Quelle: Unbekannt

Von Elisabeth Maier

Mit einem Glas Leitungswasser startet der Tag so richtig gesund. Der Tipp ist in vielen Gesundheitsratgebern zu finden. Allerdings ist Wasser heute nicht mehr gleich Wasser. Wer im Restaurant nach einem Glas „Hahnenwasser“ verlangt, wird vielerorts schief angeschaut. Nur mein Lieblings-Grieche und der Lieblings-Italiener stellen mir unaufgefordert und charmant lächelnd ein Glas Wasser neben das Weinglas. Was in den USA oder in der Schweiz eine Selbstverständlichkeit ist, gibt es in deutschen Lokalen leider viel zu selten. Wehmütig denke ich an die prall gefüllten Wasserkannen mit Eiswürfeln, die man in Kalifornien unaufgefordert zu jedem Essen bekommt. Das Gläschen Wasser zum Espresso ist da schon Freude pur. Eine freundliche Bedienung erklärt mir, dass das „wegen der Hygienevorschriften“ leider nicht gestattet sei. Ein umtriebiger Kellner stellt klar, dass man „still“ oder „prickelnd“ stets in Flaschen verkaufe. San Pellegrino beim Edel-Italiener, Römer-Quelle im gutbürgerlichen Restaurant – und sogar beim Griechen gibt es stilechtes Mineralwasser aus dem Mittelmeerraum.
Um daheim immer ein Glas Wasser griffbereit zu haben, kaufte ich mir eine blau-weiß getupfte Kanne in einer Manufaktur der polnischen Keramik-Hauptstadt Bunzlau. Mit Minzblättern und Zitronenscheibchen ist man da auch an heißen Tagen bestens versorgt. Hahnenwasser spart nicht nur das mühsame Kistenschleppen – mit Geschmack ist das auch nicht so fad.

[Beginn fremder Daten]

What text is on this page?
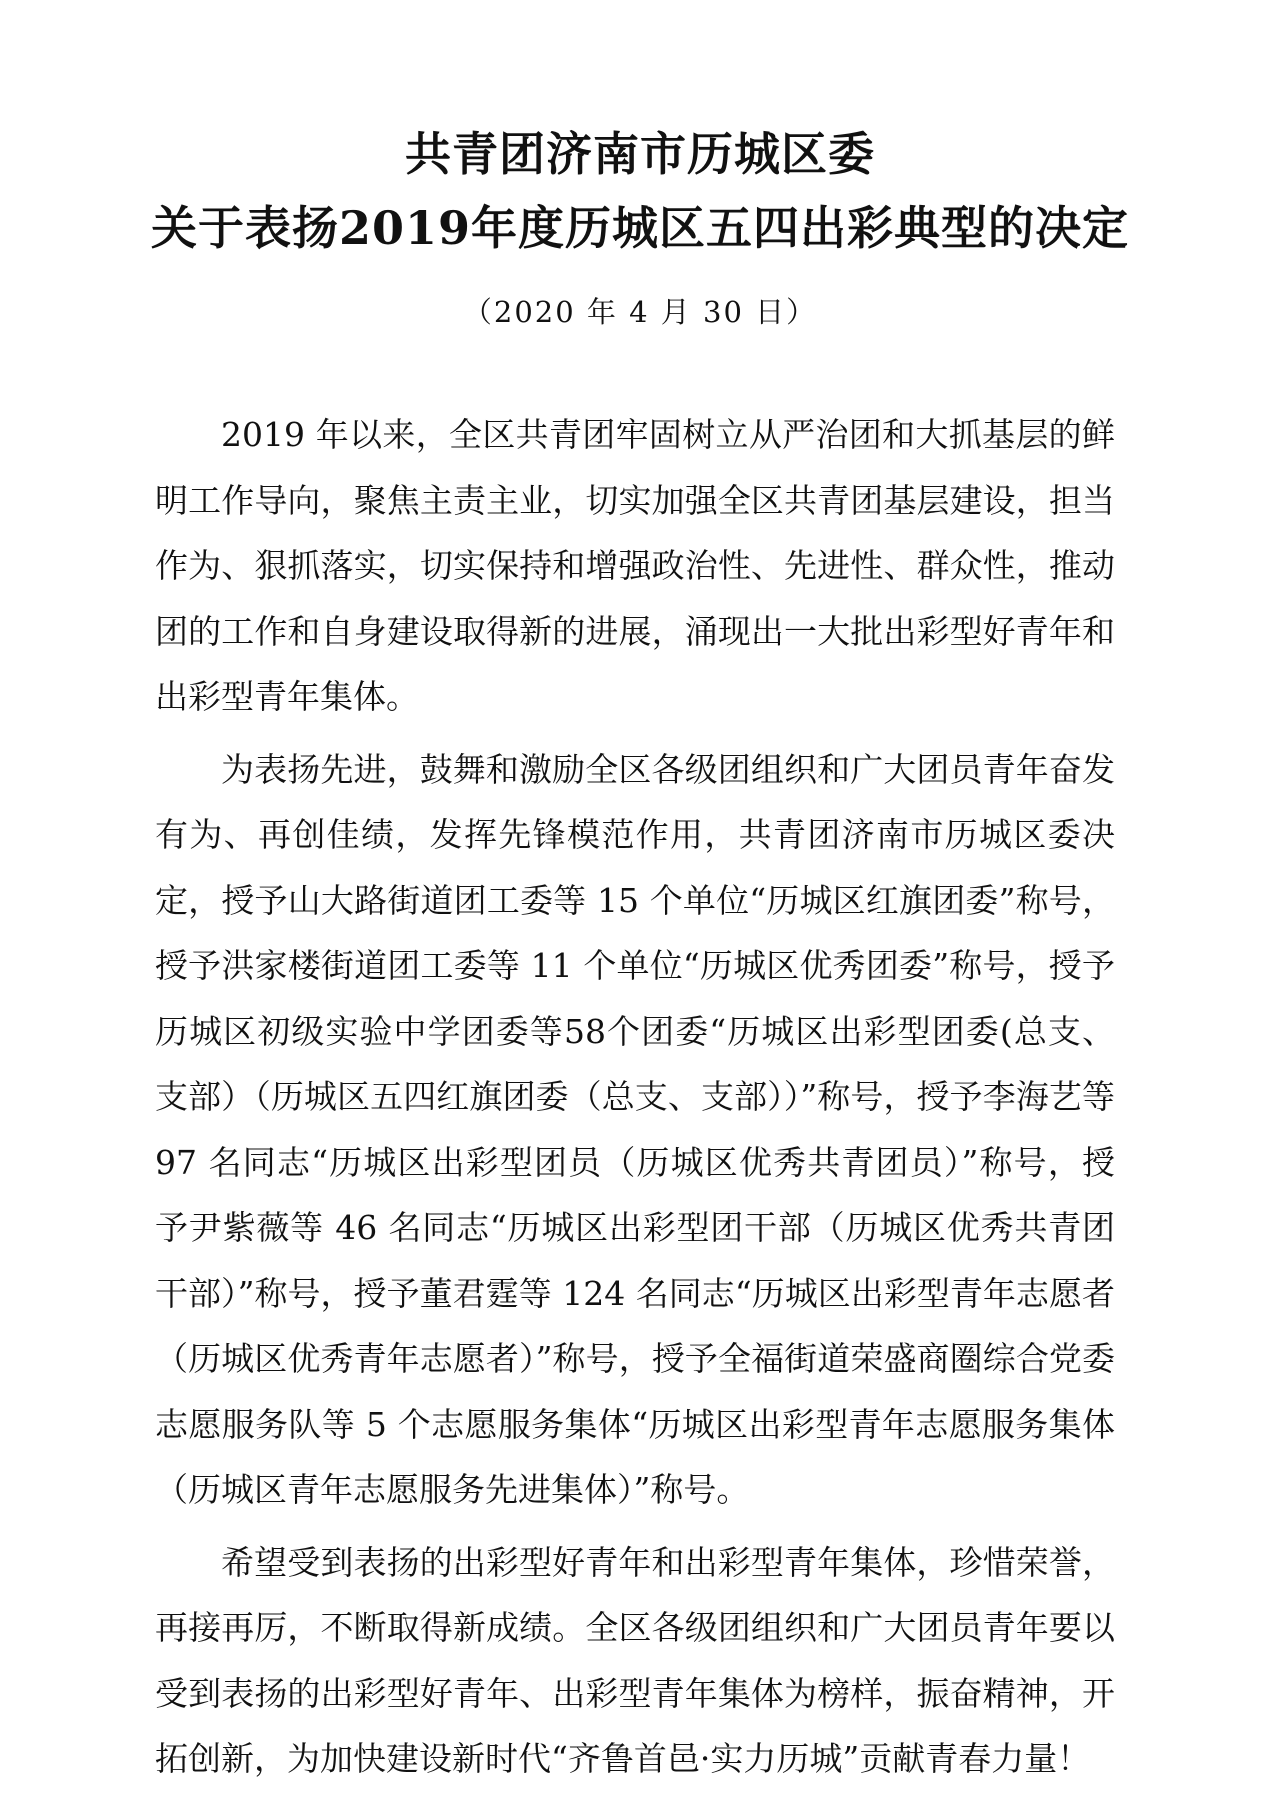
共青团济南市历城区委
关于表扬2019年度历城区五四出彩典型的决定

（2020 年 4 月 30 日）

2019 年以来，全区共青团牢固树立从严治团和大抓基层的鲜明工作导向，聚焦主责主业，切实加强全区共青团基层建设，担当作为、狠抓落实，切实保持和增强政治性、先进性、群众性，推动团的工作和自身建设取得新的进展，涌现出一大批出彩型好青年和出彩型青年集体。

为表扬先进，鼓舞和激励全区各级团组织和广大团员青年奋发有为、再创佳绩，发挥先锋模范作用，共青团济南市历城区委决定，授予山大路街道团工委等 15 个单位“历城区红旗团委”称号，授予洪家楼街道团工委等 11 个单位“历城区优秀团委”称号，授予历城区初级实验中学团委等58个团委“历城区出彩型团委(总支、支部）（历城区五四红旗团委（总支、支部））”称号，授予李海艺等 97 名同志“历城区出彩型团员（历城区优秀共青团员）”称号，授予尹紫薇等 46 名同志“历城区出彩型团干部（历城区优秀共青团干部）”称号，授予董君霆等 124 名同志“历城区出彩型青年志愿者（历城区优秀青年志愿者）”称号，授予全福街道荣盛商圈综合党委志愿服务队等 5 个志愿服务集体“历城区出彩型青年志愿服务集体（历城区青年志愿服务先进集体）”称号。

希望受到表扬的出彩型好青年和出彩型青年集体，珍惜荣誉，再接再厉，不断取得新成绩。全区各级团组织和广大团员青年要以受到表扬的出彩型好青年、出彩型青年集体为榜样，振奋精神，开拓创新，为加快建设新时代“齐鲁首邑·实力历城”贡献青春力量！
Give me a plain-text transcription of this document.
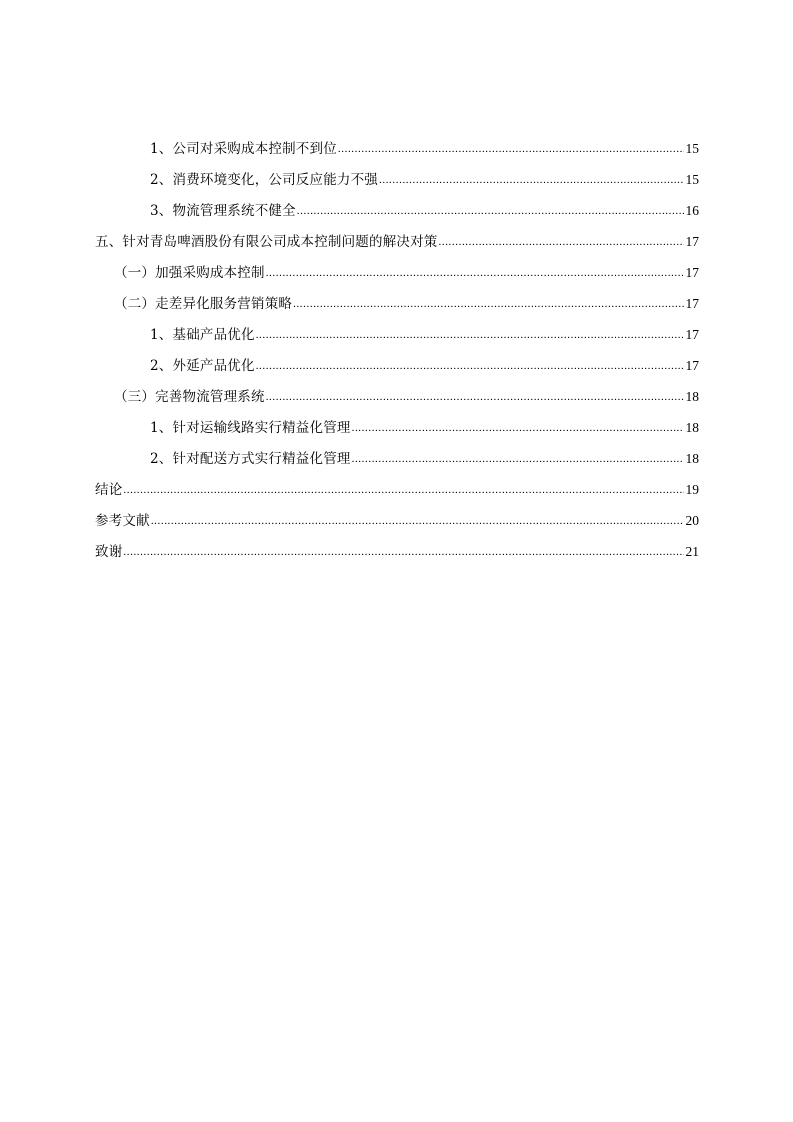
1、公司对采购成本控制不到位 .....	15
2、消费环境变化，公司反应能力不强 .....	15
3、物流管理系统不健全 .....	16
五、针对青岛啤酒股份有限公司成本控制问题的解决对策 .....	17
（一）加强采购成本控制 .....	17
（二）走差异化服务营销策略 .....	17
1、基础产品优化 .....	17
2、外延产品优化 .....	17
（三）完善物流管理系统 .....	18
1、针对运输线路实行精益化管理 .....	18
2、针对配送方式实行精益化管理 .....	18
结论 .....	19
参考文献 .....	20
致谢 .....	21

Im Sportstudio fühle ich mich mega-out, weil ich meine durchsichtige Wasserflasche mit Leitungswasser und ein paar Ingwer-Scheibchen fülle. Gesünder mag das ja sein, aber wie sieht das denn aus? Die hippen Mädels in ihren Venice-Beach-Shirts rümpfen das gepuderte Näschen und packen ihre Iso-Drinks aus. Allenfalls Contrex oder Vittel gehen in diesen schicken Kreisen durch – dass die vom umstrittenen Wasserhändler Nestlé sind, den politisch Korrekte eigentlich boykottieren – Schwamm drüber.
Im Büro greifen die Kollegen manchmal noch zur verpönten Wasserflasche aus Plastik. Die ist zwar „PET“, aber die Schädlichkeit des Materials ist vielfach nachgewiesen. Schreckbilder von Fischen mit Plastik zwischen den Kiemen geistern durch den Kopf. Wie gut, dass es für die Gäste Wasser in Mehrwegflaschen gibt – und zwar gleich mit dem Prädikat „bio medium“. Was das Produkt vom gesunden Mineralwasser aus dem Schwarzwald für den halben Preis unterscheidet, mögen Ernährungswissenschaftler erforschen. Was ist da mehr, was ist weniger bio? Meine Antwort ist klar: Mir schmeckt das Wasser aus dem Hahn immer noch am besten.